On February 11, 2016 the Federal Law “On Ratifying the Agreement on Common Principles and Rules for the Circulation of Medical Devices (Medical Goods and Medical Equipment) Within the Framework of the Eurasian Economic Union” and Federal Law “On Ratifying the Agreement on Common Principles and Rules for the Circulation of Pharmaceuticals within the Framework of the Eurasian Economic Union” (Agreements) came into force.
The entry of the federal laws into force signals the launch ofn the single market for pharmaceuticals and medical devices, which has great international significance. It must be noted that the launch of the single pharmaceutical market in the Eurasian Economic Union (EAEU), as announced by the Treaty on the Eurasian Economic Union of May 29, 2014 and then scheduled for January 1, 2016, was postponed due to the delayed ratification of the agreements by the Russian Federation – the last remaining EAEU member to ratify.
It is expected that a number of the Eurasian Economic Commission (EEC) Decisions developed in 2015 with the purpose of regulating relations and institutions on the single pharmaceutical market, establishing good practices for registration of medicines and the common register of medicines, will be adopted by the end of March.

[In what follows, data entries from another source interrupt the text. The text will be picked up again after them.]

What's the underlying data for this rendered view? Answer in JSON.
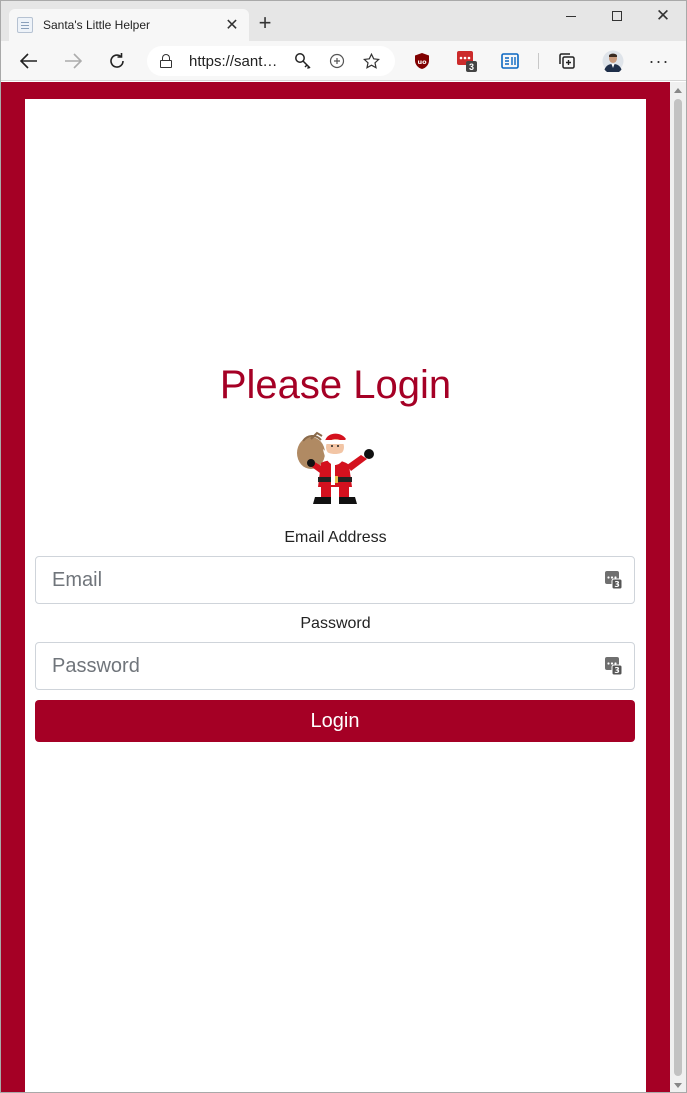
{
  "browser": {
    "tab": {
      "title": "Santa's Little Helper",
      "close_glyph": "✕"
    },
    "new_tab_glyph": "+",
    "window_controls": {
      "close_glyph": "✕"
    },
    "address": {
      "url": "https://santas-little-helper..."
    },
    "extensions": {
      "password_manager_badge": "3",
      "more_glyph": "···"
    },
    "icons": [
      "back-icon",
      "forward-icon",
      "refresh-icon",
      "lock-icon",
      "key-icon",
      "zoom-icon",
      "favorite-star-icon",
      "ublock-icon",
      "password-manager-icon",
      "immersive-reader-icon",
      "collections-icon",
      "profile-avatar-icon",
      "more-icon"
    ]
  },
  "page": {
    "colors": {
      "brand": "#a50025",
      "card": "#ffffff"
    },
    "title": "Please Login",
    "mascot": "santa-claus-icon",
    "email": {
      "label": "Email Address",
      "placeholder": "Email",
      "value": ""
    },
    "password": {
      "label": "Password",
      "placeholder": "Password",
      "value": ""
    },
    "field_icon_badge": "3",
    "login_button": "Login"
  }
}
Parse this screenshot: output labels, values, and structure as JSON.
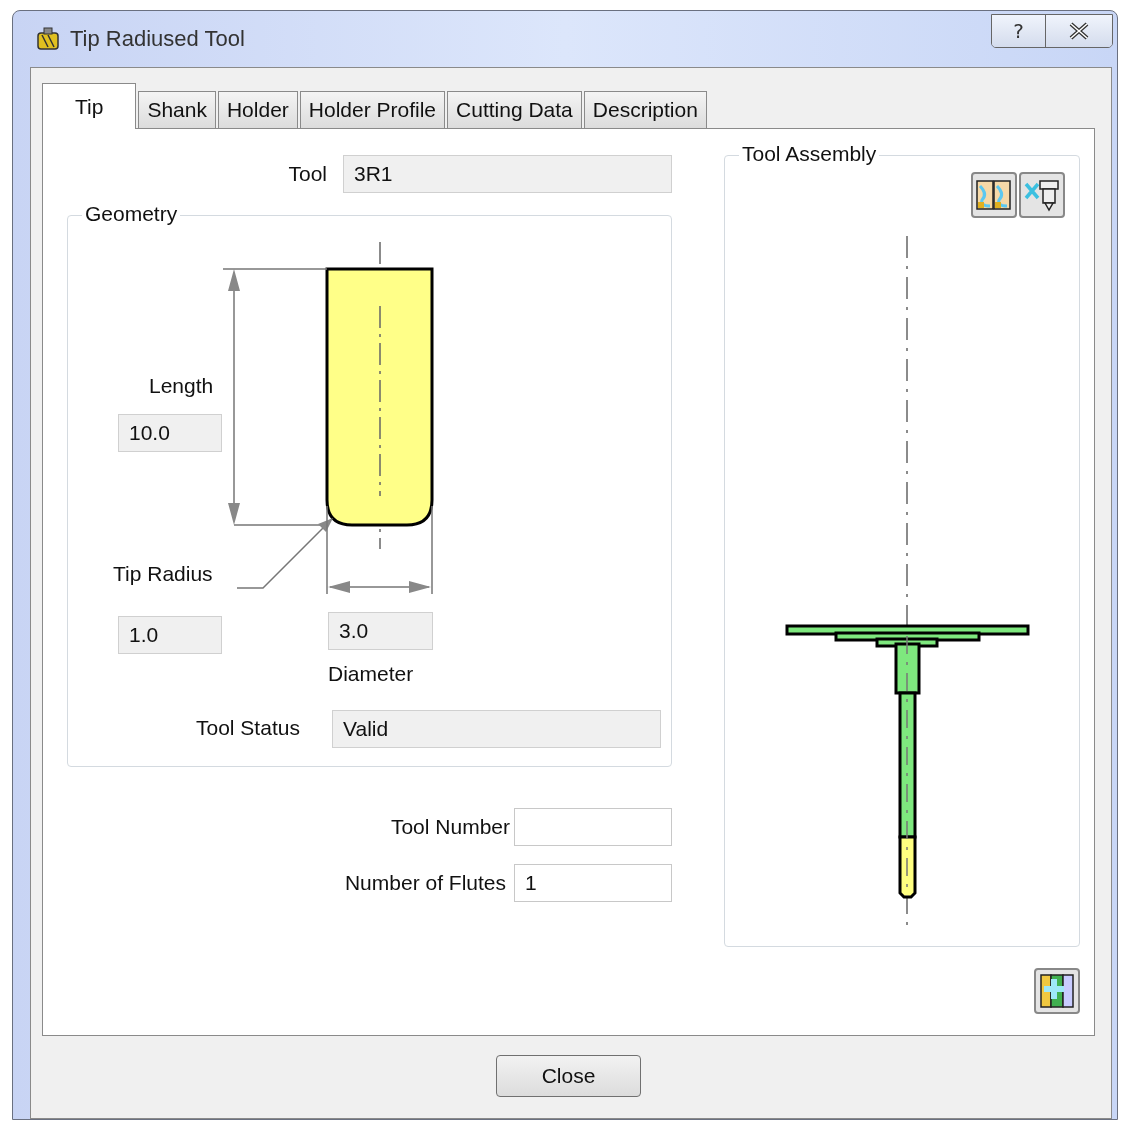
{
  "window": {
    "title": "Tip Radiused Tool",
    "help_button": "?"
  },
  "tabs": [
    {
      "label": "Tip",
      "selected": true
    },
    {
      "label": "Shank",
      "selected": false
    },
    {
      "label": "Holder",
      "selected": false
    },
    {
      "label": "Holder Profile",
      "selected": false
    },
    {
      "label": "Cutting Data",
      "selected": false
    },
    {
      "label": "Description",
      "selected": false
    }
  ],
  "tool": {
    "label": "Tool",
    "value": "3R1",
    "readonly": true
  },
  "geometry": {
    "title": "Geometry",
    "length": {
      "label": "Length",
      "value": "10.0",
      "readonly": true
    },
    "tip_radius": {
      "label": "Tip Radius",
      "value": "1.0",
      "readonly": true
    },
    "diameter": {
      "label": "Diameter",
      "value": "3.0",
      "readonly": true
    },
    "tool_status": {
      "label": "Tool Status",
      "value": "Valid",
      "readonly": true
    }
  },
  "tool_number": {
    "label": "Tool Number",
    "readonly": false
  },
  "number_of_flutes": {
    "label": "Number of Flutes",
    "value": "1",
    "readonly": false
  },
  "tool_assembly": {
    "title": "Tool Assembly"
  },
  "buttons": [
    "Close"
  ]
}
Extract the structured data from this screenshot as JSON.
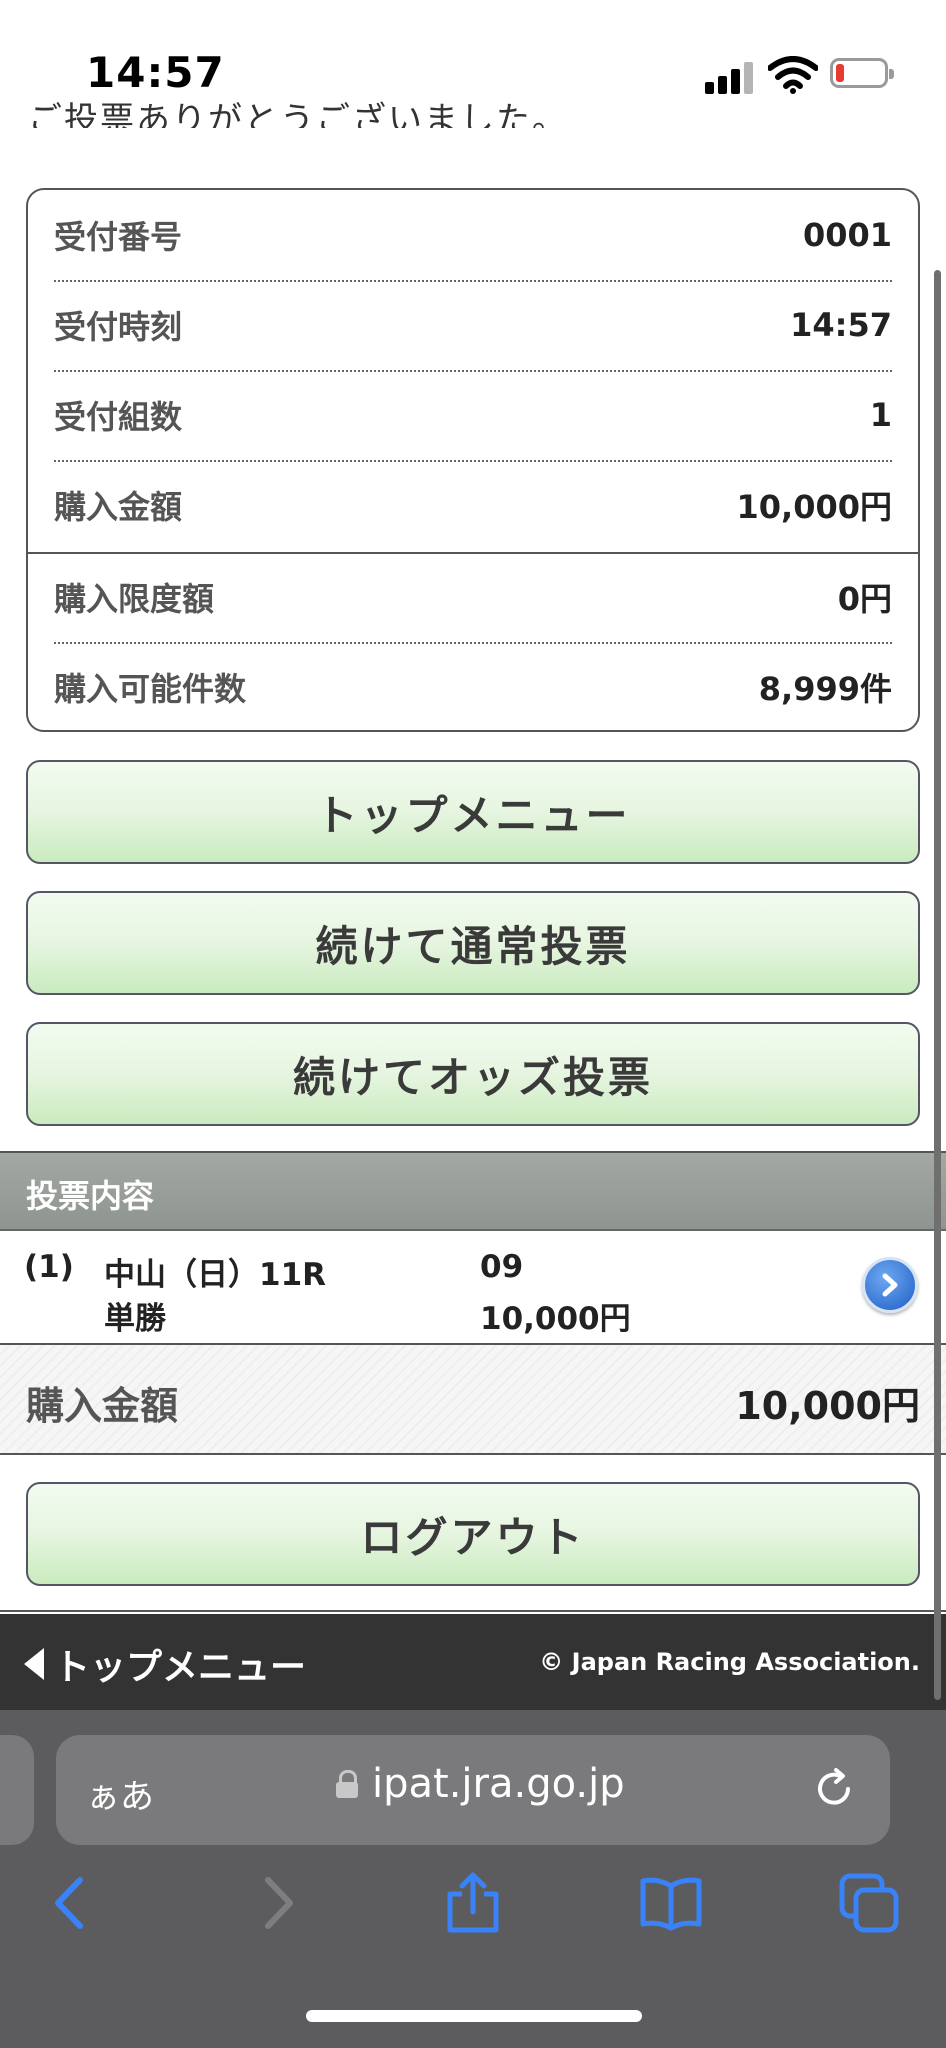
{
  "status_bar": {
    "time": "14:57"
  },
  "partial_message": "ご投票ありがとうございました。",
  "receipt": {
    "rows": [
      {
        "label": "受付番号",
        "value": "0001"
      },
      {
        "label": "受付時刻",
        "value": "14:57"
      },
      {
        "label": "受付組数",
        "value": "1"
      },
      {
        "label": "購入金額",
        "value": "10,000円"
      },
      {
        "label": "購入限度額",
        "value": "0円"
      },
      {
        "label": "購入可能件数",
        "value": "8,999件"
      }
    ]
  },
  "buttons": {
    "top_menu": "トップメニュー",
    "continue_normal": "続けて通常投票",
    "continue_odds": "続けてオッズ投票",
    "logout": "ログアウト"
  },
  "bet_section": {
    "header": "投票内容",
    "item": {
      "number": "(1)",
      "venue": "中山（日）11R",
      "type": "単勝",
      "horse": "09",
      "amount": "10,000円"
    }
  },
  "total": {
    "label": "購入金額",
    "value": "10,000円"
  },
  "footer": {
    "back_label": "トップメニュー",
    "copyright": "© Japan Racing Association."
  },
  "browser": {
    "aa_label": "ぁあ",
    "url": "ipat.jra.go.jp",
    "accent_color": "#3a82f7"
  }
}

Such EEC decisions are not subject to ratification and will have a direct effect on the member states.
For all market players a single pharmaceutical space will mean new opportunities as a result of unifying the rules and regulations, as well as new challenges: a number of issues such as the transition period for drugs’ registration, the procedure for determining the interchangeability of the drug at the registration stage, different interpretations of rules by the regulators remain unresolved.

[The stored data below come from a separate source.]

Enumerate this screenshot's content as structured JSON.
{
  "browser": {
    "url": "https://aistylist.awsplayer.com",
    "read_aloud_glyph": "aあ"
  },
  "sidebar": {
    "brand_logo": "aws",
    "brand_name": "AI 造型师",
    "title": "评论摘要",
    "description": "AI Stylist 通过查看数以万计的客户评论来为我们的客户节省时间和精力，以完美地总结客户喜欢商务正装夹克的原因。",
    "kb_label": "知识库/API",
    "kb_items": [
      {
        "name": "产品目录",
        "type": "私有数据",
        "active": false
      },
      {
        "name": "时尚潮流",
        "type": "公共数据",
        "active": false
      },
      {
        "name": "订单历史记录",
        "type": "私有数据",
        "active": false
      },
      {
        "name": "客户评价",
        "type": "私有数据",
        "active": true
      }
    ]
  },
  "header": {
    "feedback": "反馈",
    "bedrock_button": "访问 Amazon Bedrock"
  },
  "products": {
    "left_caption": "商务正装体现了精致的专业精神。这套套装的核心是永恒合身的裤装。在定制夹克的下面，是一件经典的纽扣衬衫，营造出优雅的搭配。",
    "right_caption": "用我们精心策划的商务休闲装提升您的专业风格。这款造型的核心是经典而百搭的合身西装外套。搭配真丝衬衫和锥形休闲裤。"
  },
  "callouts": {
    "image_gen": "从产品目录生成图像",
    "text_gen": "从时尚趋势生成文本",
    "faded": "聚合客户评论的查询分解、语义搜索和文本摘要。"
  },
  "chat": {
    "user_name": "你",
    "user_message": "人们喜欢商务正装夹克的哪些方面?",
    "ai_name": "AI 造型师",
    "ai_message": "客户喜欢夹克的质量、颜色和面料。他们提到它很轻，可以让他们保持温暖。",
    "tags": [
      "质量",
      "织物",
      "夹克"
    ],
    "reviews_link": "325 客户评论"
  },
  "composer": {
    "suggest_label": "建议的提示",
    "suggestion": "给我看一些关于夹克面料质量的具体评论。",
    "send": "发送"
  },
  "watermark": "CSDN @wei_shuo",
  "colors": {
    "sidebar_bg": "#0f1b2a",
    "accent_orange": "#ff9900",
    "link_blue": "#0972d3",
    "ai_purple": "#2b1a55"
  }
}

In addition, in May 2015, the EEC has received the status and powers of the new supranational antitrust authority. In accordance with the Treaty on the EAEU, the Commission monitors compliance with the general rules for competition in the cross-border markets. These powers include not only the conduct of antitrust investigations, but also field audits together with national regulators. The creation of the single pharmaceutical market might result in new antitrust risks that need to be evaluated in a timely manner.